J’ai fait mon possible avec mes élèves, dès que je suis entrée dans la classe. Je savais bien que ma journée serait une journée dont je me souviendrais toute ma vie. J’étais consciente qu’eux aussi s’en souviendront toute leur vie.
Je peux vous jurer une chose, j’ai fait des activités dignes de la maternelle, malgré les moyens que j’avais. Je ne voulais pas que mon groupe du matin sorte à la fin de la demi-journée en disant à leurs parents qu’ils n’avaient rien fait à l’école.
Tout ça parce que leur classe ne ressemblait pas à une classe, mais à une improvisation de classe (nous n’avions même pas de jeu, aucun livre, rien).
Mon but était d’avoir du plaisir, de permettre à mes élèves de faire des apprentissages et d’avoir vaincu l’adversité. Celle du manque de ressources présent plus que jamais dans ma classe ce matin-là.
Je ne voulais pas que mes élèves paient pour l’improvisation en éducation de M. Jean-François.
Mes élèves de l’après-midi ont eu droit à un sort différent de ceux du matin. Durant mon heure de diner, j’ai couru partout. J’ai tenté de voir avec la direction, pourquoi mon local était-il vide et non aménagé ?

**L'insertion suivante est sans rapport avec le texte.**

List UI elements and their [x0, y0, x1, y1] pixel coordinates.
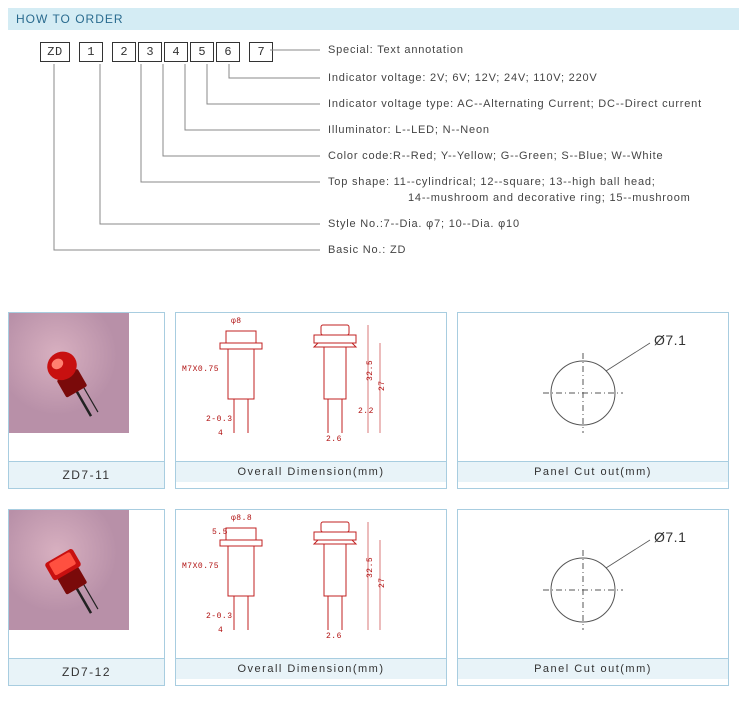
- svg-text:5.5: 5.5: [212, 528, 228, 537]
- product-photo-card: ZD7-12: [8, 509, 165, 686]
- product-photo: [9, 313, 164, 461]
- desc-line: Illuminator: L--LED; N--Neon: [328, 124, 490, 136]
- desc-line: Indicator voltage: 2V; 6V; 12V; 24V; 110…: [328, 72, 598, 84]
- svg-text:4: 4: [218, 626, 223, 635]
- svg-text:φ8: φ8: [231, 317, 242, 326]
- svg-text:2-0.3: 2-0.3: [206, 415, 233, 424]
- svg-text:2-0.3: 2-0.3: [206, 612, 233, 621]
- desc-line: Style No.:7--Dia. φ7; 10--Dia. φ10: [328, 218, 520, 230]
- desc-line: Special: Text annotation: [328, 44, 464, 56]
- product-row: ZD7-11 φ8 M7X0.75 2-0.3 4: [8, 312, 739, 489]
- code-box-row: ZD 1 23456 7: [40, 42, 275, 62]
- svg-text:32.5: 32.5: [366, 360, 375, 381]
- code-box-4: 4: [164, 42, 188, 62]
- cutout-drawing: Ø7.1: [458, 510, 728, 658]
- desc-line: Basic No.: ZD: [328, 244, 406, 256]
- dimension-drawing: φ8 M7X0.75 2-0.3 4 2.6 32.5 27 2.2: [176, 313, 446, 461]
- dimension-card: φ8 M7X0.75 2-0.3 4 2.6 32.5 27 2.2 Overa…: [175, 312, 447, 489]
- dimension-label: Overall Dimension(mm): [176, 658, 446, 679]
- cutout-drawing: Ø7.1: [458, 313, 728, 461]
- dimension-drawing: φ8.8 M7X0.75 2-0.3 4 2.6 32.5 27 5.5: [176, 510, 446, 658]
- desc-line: Indicator voltage type: AC--Alternating …: [328, 98, 702, 110]
- svg-text:27: 27: [378, 380, 387, 391]
- product-photo-card: ZD7-11: [8, 312, 165, 489]
- svg-text:2.2: 2.2: [358, 407, 374, 416]
- desc-line: 14--mushroom and decorative ring; 15--mu…: [408, 192, 691, 204]
- code-box-2: 2: [112, 42, 136, 62]
- product-photo: [9, 510, 164, 658]
- svg-text:M7X0.75: M7X0.75: [182, 562, 219, 571]
- cutout-card: Ø7.1 Panel Cut out(mm): [457, 509, 729, 686]
- cutout-label: Panel Cut out(mm): [458, 461, 728, 482]
- svg-text:φ8.8: φ8.8: [231, 514, 252, 523]
- cutout-card: Ø7.1 Panel Cut out(mm): [457, 312, 729, 489]
- ordering-diagram: ZD 1 23456 7 Special: Text annotation Ind…: [8, 42, 739, 302]
- model-label: ZD7-12: [9, 658, 164, 685]
- code-box-6: 6: [216, 42, 240, 62]
- svg-text:Ø7.1: Ø7.1: [654, 332, 686, 348]
- svg-text:32.5: 32.5: [366, 557, 375, 578]
- code-box-zd: ZD: [40, 42, 70, 62]
- desc-line: Top shape: 11--cylindrical; 12--square; …: [328, 176, 656, 188]
- svg-text:Ø7.1: Ø7.1: [654, 529, 686, 545]
- dimension-card: φ8.8 M7X0.75 2-0.3 4 2.6 32.5 27 5.5 Ove…: [175, 509, 447, 686]
- product-row: ZD7-12 φ8.8 M7X0.75 2-0.3 4: [8, 509, 739, 686]
- model-label: ZD7-11: [9, 461, 164, 488]
- svg-text:27: 27: [378, 577, 387, 588]
- svg-text:4: 4: [218, 429, 223, 438]
- svg-text:M7X0.75: M7X0.75: [182, 365, 219, 374]
- code-box-7: 7: [249, 42, 273, 62]
- cutout-label: Panel Cut out(mm): [458, 658, 728, 679]
- svg-text:2.6: 2.6: [326, 632, 342, 641]
- code-box-5: 5: [190, 42, 214, 62]
- code-box-1: 1: [79, 42, 103, 62]
- dimension-label: Overall Dimension(mm): [176, 461, 446, 482]
- desc-line: Color code:R--Red; Y--Yellow; G--Green; …: [328, 150, 663, 162]
- code-box-3: 3: [138, 42, 162, 62]
- section-header: HOW TO ORDER: [8, 8, 739, 30]
- svg-text:2.6: 2.6: [326, 435, 342, 444]
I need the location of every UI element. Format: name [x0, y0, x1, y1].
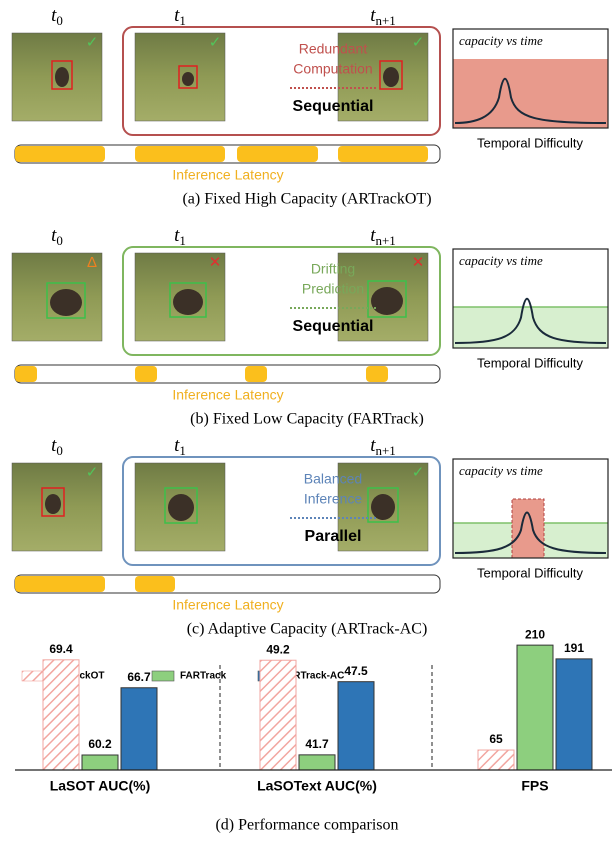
figure: t0 ✓ t1 ✓ tn+1 ✓ Redundant Computation Sequentia… [0, 0, 614, 856]
mode-text: Sequential [293, 318, 374, 335]
note-text: Redundant [299, 41, 368, 57]
latency-segment [15, 146, 105, 162]
rabbit [182, 72, 194, 86]
legend-swatch [22, 671, 44, 681]
time-subscript: 1 [179, 233, 186, 248]
bar [338, 682, 374, 770]
time-label: t0 [51, 225, 63, 248]
time-label: t1 [174, 435, 186, 458]
rabbit [168, 494, 194, 521]
time-subscript: 0 [56, 13, 63, 28]
bar [299, 755, 335, 770]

Pourquoi avaient-ils garroché les élèves dans ce bazar, pour mieux les traumatiser pour la première fois ? La direction est venue dans ma classe, nous avons cherché des solutions pour que j’aie des jeux, du matériel pour faire du bricolage, mon matériel didactique pour l’année, un TNI fonctionnel.
Croyez-le ou non, j’ai réussi à partir à la fin de ma journée en me disant : MISSION ACCOMPLIE ? Mes élèves avaient une classe aménagée dans laquelle on trouvait du matériel (une vraie classe).
J’étais crevée, mais ils allaient pouvoir arriver lundi et avoir un environnement sain pour l’apprentissage à leur disposition. Ainsi qye tout ce dont un enfant a besoin pour s’épanouir et se développer sainement.
Je rayonnais de bonheur, d’avoir fait mon possible.
Mais, si je n’avais pas eu mes trois ans d’expérience (en suppléance et études en même temps), je ne crois pas que les choses se seraient passées ainsi.
Je suis revenue chez moi ce soir-là en me demandant ce que mes élèves allaient devenir. J’en ai fait de mauvais rêves toute la nuit. Je me demande ce que mes élèves sont devenus avec la pénurie d’enseignants.
L’enseignante en moi se sens coupable de ne pas avoir pu accepter ce contrat, de ne pas avoir pu les aider plus. Je les ai laissés à eux-mêmes moi aussi. Je me demande ce que Jean-François Roberge fera dans des cas comme ça. Va-t-il agir avant qu’il ne soit trop tard ?
Cette idée de la maternelle quatre ans accessible à tous aura fait payer une génération d’élèves encore une fois. Ne vous demandez pas pourquoi les jeunes enseignants quittent avant d’avoir atteint 5 ans de carrière. Des histoires comme celle-ci, j’en ai plusieurs à raconter.
C’est assez l’improvisation en éducation. Je n’ai plus envie de jouer. Nos élèves n’ont plus à être des joueurs contre leur gré. Le changement, c’est maintenant !
L’IMPROVISATION EN ÉDUCATION, IL FAUT QUE ÇA CHANGE.